Certa vez, estava eu com uma carraspana de caixão à cova, vi-me na obrigação de comprar uma série de medicamentos na farmácia para atacar o malfadado bicho da constipação. Resolvi também comprar um termómetro; pela mesma curiosidade mórbida que nos leva, em dias mais cinzentos da existência, a abrandar o ritmo mal avistamos um acidente no meio da estrada – já sabia que estava a arder em febre mas, dado que a minha imaginação não parava de fantasiar números, resolvi saciá-la com números verídicos.
A senhora farmacêutica trouxe-me uma embalagem contendo um termómetro digital. Ia recusar, dizer que não queria tamanha modernice, dizer que era uma rapariga adepta de coisas simples, mas a porcaria da febre deve-me ter toldado o juízo nesse dia e lá trouxe o dito cujo.

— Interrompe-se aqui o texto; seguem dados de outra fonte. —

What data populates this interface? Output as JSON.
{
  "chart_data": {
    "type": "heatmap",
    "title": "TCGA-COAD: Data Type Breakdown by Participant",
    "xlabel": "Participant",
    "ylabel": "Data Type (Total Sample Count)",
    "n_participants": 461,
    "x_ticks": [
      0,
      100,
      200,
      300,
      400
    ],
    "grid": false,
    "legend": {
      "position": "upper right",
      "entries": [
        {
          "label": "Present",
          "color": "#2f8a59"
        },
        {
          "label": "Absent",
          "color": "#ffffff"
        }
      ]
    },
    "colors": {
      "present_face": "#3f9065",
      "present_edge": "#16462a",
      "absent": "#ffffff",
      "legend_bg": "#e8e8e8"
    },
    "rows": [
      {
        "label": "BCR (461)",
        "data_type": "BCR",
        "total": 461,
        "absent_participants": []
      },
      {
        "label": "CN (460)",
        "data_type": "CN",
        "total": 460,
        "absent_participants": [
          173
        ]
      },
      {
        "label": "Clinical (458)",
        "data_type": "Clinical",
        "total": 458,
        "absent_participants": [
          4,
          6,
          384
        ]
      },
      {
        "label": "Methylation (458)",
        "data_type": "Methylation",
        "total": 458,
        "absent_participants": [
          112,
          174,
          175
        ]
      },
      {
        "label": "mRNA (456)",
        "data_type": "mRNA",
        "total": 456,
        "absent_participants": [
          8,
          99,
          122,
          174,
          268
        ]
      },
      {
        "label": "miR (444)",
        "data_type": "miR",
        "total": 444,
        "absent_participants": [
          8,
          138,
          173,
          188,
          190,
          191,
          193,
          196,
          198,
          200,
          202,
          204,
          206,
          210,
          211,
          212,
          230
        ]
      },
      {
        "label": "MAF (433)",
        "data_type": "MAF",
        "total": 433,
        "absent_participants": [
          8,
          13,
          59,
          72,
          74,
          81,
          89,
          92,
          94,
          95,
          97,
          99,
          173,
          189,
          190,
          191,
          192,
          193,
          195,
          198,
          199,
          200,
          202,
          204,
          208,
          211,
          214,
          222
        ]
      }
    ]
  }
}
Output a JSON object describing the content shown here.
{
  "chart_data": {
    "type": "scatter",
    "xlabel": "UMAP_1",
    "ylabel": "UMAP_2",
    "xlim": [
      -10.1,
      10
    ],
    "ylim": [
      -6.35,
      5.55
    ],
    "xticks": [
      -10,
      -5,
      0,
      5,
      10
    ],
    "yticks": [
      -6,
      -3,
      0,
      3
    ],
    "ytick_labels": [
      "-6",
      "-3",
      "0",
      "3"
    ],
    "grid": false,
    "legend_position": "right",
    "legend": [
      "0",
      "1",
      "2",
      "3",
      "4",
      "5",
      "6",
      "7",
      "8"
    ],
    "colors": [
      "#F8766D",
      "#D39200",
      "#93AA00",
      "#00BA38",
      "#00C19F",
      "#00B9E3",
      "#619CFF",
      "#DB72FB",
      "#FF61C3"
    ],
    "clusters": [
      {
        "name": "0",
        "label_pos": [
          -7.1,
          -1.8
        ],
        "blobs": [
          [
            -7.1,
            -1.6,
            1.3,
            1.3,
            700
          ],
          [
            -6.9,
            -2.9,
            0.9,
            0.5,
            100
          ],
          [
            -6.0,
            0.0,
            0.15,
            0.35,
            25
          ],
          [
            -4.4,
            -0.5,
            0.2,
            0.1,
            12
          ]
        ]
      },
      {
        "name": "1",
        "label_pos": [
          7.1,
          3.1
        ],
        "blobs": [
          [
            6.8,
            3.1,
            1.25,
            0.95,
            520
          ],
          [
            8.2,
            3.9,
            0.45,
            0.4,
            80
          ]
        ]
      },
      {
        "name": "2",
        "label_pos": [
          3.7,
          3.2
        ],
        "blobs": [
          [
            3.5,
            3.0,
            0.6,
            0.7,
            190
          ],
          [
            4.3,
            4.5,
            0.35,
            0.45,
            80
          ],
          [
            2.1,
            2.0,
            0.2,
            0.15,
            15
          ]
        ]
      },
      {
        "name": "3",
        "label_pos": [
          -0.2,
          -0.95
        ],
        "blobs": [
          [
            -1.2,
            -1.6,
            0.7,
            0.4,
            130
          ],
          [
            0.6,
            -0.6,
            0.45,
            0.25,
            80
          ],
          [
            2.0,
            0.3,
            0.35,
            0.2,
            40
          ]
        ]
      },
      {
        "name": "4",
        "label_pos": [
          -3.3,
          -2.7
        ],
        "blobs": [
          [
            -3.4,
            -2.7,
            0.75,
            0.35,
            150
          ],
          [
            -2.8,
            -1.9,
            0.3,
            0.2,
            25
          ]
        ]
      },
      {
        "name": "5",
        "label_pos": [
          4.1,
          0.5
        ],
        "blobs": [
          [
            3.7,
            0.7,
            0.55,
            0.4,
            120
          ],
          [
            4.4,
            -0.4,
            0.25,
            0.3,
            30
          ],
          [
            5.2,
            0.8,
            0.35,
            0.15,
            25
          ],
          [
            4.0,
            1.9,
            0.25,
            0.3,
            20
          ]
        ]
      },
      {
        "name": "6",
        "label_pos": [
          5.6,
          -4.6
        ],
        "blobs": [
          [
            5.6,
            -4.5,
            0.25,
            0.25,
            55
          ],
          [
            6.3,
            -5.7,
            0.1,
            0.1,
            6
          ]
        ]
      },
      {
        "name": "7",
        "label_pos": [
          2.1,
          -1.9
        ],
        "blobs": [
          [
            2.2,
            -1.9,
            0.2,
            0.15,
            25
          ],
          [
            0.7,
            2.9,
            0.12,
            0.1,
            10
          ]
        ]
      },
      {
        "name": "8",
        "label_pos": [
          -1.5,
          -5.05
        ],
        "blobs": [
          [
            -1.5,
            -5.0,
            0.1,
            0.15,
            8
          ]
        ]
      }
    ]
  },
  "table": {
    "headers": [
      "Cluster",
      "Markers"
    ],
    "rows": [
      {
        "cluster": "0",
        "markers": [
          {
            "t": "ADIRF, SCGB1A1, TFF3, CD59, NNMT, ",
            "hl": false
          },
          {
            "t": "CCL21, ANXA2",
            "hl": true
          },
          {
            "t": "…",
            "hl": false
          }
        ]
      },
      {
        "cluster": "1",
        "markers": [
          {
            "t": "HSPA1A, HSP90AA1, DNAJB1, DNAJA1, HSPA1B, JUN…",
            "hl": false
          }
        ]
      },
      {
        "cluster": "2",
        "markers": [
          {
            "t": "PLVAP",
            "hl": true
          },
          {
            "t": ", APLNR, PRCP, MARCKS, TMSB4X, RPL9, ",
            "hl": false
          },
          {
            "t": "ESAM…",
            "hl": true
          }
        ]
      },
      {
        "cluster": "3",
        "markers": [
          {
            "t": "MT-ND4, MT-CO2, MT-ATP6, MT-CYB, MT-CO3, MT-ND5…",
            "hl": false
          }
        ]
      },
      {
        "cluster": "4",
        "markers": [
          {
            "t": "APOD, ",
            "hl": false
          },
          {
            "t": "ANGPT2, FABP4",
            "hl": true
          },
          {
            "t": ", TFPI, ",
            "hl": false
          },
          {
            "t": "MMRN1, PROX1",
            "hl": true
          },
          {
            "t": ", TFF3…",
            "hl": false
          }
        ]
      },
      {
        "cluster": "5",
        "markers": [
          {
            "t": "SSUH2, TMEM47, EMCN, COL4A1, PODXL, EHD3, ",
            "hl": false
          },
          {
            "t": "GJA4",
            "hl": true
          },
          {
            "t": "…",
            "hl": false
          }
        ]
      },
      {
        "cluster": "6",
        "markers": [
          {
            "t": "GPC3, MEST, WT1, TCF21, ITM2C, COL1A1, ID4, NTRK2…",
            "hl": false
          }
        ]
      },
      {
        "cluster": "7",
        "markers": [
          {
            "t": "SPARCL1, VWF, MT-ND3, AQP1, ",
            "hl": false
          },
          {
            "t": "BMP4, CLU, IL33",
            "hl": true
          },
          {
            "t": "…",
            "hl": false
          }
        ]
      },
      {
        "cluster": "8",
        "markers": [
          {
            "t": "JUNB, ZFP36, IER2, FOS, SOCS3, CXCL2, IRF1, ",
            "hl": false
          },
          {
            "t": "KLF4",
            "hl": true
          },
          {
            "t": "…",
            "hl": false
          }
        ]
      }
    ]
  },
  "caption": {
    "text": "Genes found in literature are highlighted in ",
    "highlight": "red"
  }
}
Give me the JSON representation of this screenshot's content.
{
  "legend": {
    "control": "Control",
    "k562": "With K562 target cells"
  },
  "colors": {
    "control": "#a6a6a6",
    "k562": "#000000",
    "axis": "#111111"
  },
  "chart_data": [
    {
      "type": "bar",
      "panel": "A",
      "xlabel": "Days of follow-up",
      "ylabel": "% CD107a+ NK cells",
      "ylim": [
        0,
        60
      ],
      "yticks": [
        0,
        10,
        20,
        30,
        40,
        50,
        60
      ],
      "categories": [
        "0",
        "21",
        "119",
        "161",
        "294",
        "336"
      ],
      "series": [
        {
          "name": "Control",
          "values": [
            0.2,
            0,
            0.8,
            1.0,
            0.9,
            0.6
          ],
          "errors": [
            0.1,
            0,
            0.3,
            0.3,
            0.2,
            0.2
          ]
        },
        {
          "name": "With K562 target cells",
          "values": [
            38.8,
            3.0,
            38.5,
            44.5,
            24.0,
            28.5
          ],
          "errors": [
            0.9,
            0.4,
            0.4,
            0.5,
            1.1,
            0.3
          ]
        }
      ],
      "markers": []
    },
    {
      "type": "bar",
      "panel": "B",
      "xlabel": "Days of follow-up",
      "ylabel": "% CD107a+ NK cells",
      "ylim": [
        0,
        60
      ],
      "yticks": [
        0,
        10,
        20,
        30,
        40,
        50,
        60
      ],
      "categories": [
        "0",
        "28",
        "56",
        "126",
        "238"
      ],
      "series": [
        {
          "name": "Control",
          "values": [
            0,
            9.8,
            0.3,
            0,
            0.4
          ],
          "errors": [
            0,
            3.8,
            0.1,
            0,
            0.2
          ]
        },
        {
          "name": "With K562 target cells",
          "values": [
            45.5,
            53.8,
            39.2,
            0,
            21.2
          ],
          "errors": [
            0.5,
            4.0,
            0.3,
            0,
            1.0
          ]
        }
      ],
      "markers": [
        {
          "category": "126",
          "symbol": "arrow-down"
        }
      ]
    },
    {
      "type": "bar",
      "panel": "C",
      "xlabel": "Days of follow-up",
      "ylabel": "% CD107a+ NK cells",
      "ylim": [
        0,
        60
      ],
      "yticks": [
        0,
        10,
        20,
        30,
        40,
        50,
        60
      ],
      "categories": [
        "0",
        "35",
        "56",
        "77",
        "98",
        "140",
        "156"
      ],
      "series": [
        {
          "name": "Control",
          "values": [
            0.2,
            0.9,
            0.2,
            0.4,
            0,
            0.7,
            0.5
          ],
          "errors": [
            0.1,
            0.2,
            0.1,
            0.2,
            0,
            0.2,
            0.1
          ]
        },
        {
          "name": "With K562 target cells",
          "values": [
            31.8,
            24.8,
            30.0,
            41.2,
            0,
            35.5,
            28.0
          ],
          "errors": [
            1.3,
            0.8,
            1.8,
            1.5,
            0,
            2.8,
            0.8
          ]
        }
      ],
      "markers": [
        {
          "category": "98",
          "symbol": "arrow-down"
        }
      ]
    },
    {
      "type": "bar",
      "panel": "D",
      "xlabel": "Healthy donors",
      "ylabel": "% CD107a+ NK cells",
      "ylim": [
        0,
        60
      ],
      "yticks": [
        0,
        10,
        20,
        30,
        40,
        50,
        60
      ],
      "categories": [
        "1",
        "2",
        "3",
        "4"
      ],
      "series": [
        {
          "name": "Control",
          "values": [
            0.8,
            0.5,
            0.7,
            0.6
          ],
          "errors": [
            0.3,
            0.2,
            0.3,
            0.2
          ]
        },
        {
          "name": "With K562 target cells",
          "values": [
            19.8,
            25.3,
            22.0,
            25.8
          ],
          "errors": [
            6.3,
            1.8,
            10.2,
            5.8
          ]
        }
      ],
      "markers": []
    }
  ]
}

Cedo bastou para perceber que o termómetro digital era uma grandessíssima merda. Passei alguns minutos a ler as instruções, apesar do baile tresloucado das letras diante dos meus olhos, tal era o meu estado febril. Constava nas ditas instruções que o termómetro maravilha apitava quando estivesse pronto a ser colocado no local eleito para a medição (no meu caso o eterno sovaco, dado nunca me terem parecido apropriados outros sítios mais vanguardistas). Até aqui, tudo muito bem. O apito suave do termómetro tranquilizou-me ao ponto de começar a achar que, afinal, as modernices aplicadas ao sector dos instrumentos eternos da nossa infância até eram uma boa ideia. O busílis começou a partir daqui. Para tirar o termómetro, devia esperar, não os usuais cinco minutos, mas até ao momento em que o sinal sonoro apitasse outra vez. Esperei, esperei e desesperei. Esperei até o Aspegic já ter remexido em todos os cantinhos do meu estômago. Nada acontecia! Repeti todo o processo várias vezes, inclusive quando fiquei melhor. Tudo na mesma: nada acontecia! Acho que o termómetro era daqueles sindicalistas radicais que entrava em greve ao segundo apito. Face a este cenário, arrumei-o a um canto e regressei às origens, passando a usar, impreterivelmente, o termómetro velhinho e tradicional da minha criancice, carregado do banal mercúrio rosado e despido das arrogâncias dos botões digitais e das taras e manias dos sinais sonoros.